We asked our panellists what challenge they would most like to solve when it comes to providing remote care for patients.

Gorana said that she would most like to solve the challenge around technology, starting with EPR, and building a system to support live updates from home visits, so that as soon as an entry is made, it is visible to all involved in that patients’ care.

Ricardo mentioned the challenge of coordinating and facilitating things like remote care across the ICS, noting how often, “we miss things like our primary care colleagues or the voluntary sector, who can play big roles in this work”. He also highlighted the difficulties in getting support and approval within an ICB, and that building up a group of people to drive the project forward is important as a first step, before moving on to look at things through an “ICB lens”.

Chris shared that collecting data from patients is often part of the challenge, and looking at “how we change the stream of continuous information into a useful dataset that clinicians can embed into their day-to-day workings”. He added, “we see this in two parts: one is providing an at-a-glance view of a patient’s condition, how that’s changed over time, and then flagging the patients who need attention most urgently; and then the second is actually beginning to recognise patterns in patient data and standardise best practice, automating predictable steps against thresholds and triggers.”

Takeaways and main learnings

To round off the discussion, we asked our panellists what main piece of advice they would give to someone looking to start their journey into remote care at scale.

“When I came into this, I didn’t know about the Virtual Ward Alliance, which is an NHS-funded group, or the Hospital at Home society, so I started writing the policies on my own”, Gorana shared.

“Please don’t make the same mistake – join these groups, ask them whether they have a policy to share, shop around and look for different solutions. Drop an email to people, ask around – the people I’ve been in touch with have been really enthusiastic. At the end of the day, you’re behind the drive to make it better and safer for patients in their own homes, and you’re not on your own. Join those societies, join those groups, ask for sharing, ask for advice, and you will get it.”

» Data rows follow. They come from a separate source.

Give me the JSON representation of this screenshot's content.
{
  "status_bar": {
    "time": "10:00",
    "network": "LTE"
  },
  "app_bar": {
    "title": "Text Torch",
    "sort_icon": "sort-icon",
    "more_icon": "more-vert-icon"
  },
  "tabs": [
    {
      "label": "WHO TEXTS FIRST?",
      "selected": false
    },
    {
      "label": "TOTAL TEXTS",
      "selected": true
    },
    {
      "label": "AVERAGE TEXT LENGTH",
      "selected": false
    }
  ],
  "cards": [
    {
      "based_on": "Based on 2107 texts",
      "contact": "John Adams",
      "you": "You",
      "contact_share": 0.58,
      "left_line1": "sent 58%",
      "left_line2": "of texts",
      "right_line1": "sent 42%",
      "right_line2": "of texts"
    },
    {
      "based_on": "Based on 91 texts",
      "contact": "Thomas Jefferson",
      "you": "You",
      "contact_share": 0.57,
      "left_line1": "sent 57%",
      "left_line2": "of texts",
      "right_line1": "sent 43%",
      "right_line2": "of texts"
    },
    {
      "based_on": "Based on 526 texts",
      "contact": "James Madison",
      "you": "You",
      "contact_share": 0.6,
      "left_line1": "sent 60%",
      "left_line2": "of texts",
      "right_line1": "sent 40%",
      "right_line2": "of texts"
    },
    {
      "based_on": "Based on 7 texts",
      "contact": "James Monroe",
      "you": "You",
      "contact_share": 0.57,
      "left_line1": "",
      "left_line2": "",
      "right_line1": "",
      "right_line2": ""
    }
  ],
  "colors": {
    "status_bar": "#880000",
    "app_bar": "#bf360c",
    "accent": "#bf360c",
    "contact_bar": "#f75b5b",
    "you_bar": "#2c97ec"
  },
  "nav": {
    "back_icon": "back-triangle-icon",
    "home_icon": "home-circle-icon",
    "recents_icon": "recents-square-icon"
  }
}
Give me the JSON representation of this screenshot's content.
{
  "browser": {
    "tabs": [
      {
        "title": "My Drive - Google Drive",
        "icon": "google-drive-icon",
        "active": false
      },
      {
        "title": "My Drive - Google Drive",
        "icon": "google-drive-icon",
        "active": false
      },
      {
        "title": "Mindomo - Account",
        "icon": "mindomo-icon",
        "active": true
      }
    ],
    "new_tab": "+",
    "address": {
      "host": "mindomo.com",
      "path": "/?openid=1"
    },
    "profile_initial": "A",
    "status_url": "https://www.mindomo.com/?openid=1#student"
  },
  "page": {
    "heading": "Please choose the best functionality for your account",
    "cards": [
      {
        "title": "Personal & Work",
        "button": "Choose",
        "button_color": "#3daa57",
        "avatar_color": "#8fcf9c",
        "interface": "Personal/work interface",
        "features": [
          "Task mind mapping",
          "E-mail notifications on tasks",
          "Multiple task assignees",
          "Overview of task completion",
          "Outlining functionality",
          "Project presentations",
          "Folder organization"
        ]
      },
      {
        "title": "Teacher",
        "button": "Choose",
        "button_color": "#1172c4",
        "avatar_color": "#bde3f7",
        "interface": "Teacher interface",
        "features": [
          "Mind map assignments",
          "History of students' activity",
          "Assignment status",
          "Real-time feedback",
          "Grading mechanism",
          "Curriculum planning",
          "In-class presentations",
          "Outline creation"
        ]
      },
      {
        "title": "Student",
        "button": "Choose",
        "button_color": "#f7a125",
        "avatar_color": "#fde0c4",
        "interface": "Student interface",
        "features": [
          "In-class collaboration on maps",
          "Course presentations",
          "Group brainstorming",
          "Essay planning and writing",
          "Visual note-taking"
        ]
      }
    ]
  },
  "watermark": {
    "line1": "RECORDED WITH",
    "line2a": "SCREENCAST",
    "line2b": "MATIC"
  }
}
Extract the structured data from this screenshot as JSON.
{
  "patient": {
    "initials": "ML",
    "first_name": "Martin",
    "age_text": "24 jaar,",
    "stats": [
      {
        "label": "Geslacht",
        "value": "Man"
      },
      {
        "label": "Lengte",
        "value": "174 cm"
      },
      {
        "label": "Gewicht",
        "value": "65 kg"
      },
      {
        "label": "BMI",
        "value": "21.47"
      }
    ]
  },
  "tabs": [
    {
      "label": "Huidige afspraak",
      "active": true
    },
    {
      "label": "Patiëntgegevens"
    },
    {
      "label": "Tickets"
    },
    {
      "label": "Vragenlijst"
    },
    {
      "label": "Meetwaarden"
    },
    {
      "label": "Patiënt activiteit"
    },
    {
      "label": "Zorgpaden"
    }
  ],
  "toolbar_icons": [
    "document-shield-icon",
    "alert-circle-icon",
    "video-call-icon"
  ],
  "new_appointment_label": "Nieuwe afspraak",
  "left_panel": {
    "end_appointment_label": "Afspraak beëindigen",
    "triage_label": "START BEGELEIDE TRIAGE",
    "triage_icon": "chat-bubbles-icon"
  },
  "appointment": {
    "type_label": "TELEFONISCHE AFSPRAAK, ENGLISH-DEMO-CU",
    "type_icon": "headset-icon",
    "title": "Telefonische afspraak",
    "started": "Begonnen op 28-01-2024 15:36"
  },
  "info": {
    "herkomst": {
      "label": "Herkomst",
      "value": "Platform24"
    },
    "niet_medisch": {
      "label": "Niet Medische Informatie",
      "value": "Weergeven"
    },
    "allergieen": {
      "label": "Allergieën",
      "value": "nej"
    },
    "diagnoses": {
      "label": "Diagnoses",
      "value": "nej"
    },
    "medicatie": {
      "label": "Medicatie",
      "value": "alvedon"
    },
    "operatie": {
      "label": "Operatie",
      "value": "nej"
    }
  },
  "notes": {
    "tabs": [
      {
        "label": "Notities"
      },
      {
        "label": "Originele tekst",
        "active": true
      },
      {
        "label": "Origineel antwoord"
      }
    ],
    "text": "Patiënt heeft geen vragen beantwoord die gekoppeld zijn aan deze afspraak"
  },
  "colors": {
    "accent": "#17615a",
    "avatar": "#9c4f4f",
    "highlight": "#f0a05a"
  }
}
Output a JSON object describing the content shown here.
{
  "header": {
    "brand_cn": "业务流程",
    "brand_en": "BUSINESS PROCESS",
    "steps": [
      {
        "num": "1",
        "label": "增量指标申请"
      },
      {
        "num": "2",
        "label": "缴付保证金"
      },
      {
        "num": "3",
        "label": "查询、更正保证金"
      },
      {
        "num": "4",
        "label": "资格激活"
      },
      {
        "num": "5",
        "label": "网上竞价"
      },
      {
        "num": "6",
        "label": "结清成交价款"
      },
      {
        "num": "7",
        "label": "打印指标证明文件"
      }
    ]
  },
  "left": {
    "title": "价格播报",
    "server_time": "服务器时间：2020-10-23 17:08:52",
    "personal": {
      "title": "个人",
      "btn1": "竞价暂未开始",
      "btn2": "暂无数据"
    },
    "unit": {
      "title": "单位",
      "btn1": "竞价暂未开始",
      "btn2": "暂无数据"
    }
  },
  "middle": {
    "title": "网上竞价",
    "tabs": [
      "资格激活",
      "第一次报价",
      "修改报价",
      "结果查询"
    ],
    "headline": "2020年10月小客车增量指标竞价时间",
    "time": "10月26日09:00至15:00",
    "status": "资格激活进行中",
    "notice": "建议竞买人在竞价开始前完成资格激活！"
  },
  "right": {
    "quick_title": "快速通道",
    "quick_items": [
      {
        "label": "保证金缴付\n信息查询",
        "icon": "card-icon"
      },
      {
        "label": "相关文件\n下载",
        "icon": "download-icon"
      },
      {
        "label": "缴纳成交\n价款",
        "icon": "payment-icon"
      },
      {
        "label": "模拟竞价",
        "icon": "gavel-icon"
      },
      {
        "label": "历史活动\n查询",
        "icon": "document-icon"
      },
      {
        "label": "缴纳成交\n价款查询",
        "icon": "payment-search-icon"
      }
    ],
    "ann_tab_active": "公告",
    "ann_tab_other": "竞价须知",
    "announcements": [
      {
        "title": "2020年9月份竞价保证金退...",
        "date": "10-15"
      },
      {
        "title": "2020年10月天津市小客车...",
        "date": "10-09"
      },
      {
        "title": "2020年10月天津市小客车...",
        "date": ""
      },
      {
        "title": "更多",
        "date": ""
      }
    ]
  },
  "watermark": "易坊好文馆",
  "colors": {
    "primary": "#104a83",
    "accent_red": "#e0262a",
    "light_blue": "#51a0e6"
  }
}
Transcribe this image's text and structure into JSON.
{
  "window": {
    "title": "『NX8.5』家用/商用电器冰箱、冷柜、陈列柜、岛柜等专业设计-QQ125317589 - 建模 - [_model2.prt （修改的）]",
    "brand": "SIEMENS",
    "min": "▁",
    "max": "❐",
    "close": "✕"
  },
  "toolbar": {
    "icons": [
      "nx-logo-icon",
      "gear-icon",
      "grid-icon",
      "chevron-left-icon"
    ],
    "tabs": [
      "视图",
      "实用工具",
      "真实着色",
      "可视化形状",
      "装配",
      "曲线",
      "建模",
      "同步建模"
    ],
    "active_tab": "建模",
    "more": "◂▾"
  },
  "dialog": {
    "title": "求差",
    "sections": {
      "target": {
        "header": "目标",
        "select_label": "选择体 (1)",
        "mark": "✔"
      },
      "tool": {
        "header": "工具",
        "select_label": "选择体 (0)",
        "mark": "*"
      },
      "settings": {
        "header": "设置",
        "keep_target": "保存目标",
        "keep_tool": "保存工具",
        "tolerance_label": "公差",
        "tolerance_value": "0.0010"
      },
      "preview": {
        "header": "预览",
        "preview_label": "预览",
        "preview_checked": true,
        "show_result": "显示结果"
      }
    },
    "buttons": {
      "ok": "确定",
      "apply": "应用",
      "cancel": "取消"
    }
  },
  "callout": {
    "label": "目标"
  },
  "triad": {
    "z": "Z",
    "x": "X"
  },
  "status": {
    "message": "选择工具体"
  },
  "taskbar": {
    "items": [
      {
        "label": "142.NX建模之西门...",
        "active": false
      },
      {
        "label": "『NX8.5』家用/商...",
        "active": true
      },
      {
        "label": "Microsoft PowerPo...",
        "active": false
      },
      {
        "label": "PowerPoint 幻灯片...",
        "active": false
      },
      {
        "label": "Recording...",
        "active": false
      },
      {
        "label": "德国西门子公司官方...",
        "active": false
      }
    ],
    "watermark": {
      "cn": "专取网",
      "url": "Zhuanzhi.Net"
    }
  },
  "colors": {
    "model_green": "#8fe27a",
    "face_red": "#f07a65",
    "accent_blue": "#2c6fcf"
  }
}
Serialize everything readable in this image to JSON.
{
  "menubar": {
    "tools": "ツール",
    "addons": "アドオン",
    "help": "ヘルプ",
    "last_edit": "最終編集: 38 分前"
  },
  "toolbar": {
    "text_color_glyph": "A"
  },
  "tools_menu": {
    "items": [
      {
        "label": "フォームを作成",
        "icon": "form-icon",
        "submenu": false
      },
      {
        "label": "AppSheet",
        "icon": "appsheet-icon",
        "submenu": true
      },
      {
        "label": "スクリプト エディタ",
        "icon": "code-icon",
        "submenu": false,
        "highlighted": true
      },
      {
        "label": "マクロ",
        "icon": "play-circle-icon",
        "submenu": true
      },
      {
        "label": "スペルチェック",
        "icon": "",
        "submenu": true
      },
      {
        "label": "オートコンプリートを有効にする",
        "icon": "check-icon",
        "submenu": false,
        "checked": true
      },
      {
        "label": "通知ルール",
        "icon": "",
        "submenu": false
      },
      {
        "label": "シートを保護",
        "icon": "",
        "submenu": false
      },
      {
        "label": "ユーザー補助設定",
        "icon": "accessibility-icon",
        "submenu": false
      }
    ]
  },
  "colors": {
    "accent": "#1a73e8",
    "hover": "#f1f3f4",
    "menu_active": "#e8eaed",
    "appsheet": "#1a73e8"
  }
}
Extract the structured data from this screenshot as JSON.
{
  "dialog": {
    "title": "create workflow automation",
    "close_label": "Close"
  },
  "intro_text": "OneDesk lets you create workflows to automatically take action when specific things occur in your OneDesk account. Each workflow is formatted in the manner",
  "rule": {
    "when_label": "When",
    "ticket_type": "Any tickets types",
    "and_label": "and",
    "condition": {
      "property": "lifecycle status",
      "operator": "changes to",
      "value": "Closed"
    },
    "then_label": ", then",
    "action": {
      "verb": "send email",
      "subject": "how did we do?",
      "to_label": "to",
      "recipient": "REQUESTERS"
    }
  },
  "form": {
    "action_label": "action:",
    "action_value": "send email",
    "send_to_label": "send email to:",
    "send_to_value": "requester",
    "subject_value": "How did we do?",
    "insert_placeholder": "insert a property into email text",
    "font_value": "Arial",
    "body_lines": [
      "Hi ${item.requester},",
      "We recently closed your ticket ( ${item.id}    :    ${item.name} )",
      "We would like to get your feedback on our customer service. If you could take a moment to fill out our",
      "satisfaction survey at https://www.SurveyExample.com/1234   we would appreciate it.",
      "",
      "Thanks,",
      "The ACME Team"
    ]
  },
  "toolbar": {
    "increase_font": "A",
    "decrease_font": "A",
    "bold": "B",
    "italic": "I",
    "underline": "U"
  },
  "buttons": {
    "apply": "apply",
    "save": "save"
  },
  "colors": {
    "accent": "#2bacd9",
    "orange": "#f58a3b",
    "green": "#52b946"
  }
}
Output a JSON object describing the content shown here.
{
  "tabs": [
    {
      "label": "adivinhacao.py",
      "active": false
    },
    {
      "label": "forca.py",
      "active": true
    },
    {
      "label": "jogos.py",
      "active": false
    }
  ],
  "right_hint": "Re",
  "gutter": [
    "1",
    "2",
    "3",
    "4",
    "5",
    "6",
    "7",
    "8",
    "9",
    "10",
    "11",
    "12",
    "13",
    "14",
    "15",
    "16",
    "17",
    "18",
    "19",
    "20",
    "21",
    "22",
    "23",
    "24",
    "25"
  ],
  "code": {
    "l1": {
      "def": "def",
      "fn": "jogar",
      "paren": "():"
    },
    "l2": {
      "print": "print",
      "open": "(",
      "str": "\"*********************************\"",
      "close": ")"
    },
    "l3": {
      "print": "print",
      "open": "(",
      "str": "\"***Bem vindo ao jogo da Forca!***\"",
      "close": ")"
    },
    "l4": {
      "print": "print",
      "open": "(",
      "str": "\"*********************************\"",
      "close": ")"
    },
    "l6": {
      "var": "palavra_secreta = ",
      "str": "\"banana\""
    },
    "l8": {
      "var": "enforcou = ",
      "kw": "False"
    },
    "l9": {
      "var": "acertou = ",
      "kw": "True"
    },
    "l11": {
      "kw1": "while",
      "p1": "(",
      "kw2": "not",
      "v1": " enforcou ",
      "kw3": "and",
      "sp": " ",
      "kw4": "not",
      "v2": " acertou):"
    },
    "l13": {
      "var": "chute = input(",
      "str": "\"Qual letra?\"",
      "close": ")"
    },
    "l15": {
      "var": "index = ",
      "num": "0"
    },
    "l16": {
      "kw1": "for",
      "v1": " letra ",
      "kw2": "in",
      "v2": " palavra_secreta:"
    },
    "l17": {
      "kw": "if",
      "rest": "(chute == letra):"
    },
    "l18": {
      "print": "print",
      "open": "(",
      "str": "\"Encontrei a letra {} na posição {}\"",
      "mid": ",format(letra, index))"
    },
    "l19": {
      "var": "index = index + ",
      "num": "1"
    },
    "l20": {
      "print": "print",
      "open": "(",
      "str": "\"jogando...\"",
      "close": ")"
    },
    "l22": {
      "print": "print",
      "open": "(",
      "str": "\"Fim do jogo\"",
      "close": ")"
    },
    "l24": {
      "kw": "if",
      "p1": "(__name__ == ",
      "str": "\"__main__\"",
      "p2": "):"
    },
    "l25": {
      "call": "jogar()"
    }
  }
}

Chris highlighted the need to ensure that all stakeholders involved in the journey feel like a part of it, adding, “it can be quite common for conversations to happen in one group, and then when it comes to implementing, there’s actually a much wider group that are involved in that, so if you can involve those people earlier on, that’s where you get the buy-in and the trust, because everyone feels that they’ve been heard”.

Ricardo echoed Gorana’s point on looking for existing good practice and advice, saying, “I think there are so many people pursuing this, and there’s a wealth of resources available”.

“I’m going to make a personal plea from an improvement practitioner community – find them in your trust, because if they don’t know, they will know who you can go and speak to. So seek out an improvement quality, improvement team, or transformation team, and go and speak to them. The NHS Futures platform is not well publicised in terms of general access, but once you get on there, there is reams of stuff and forums, so start there. Then go and visit your neighbours, because there are things they’re probably doing that you don’t know about.”

We’d like to thank our panellists for sharing their insights and experiences with us.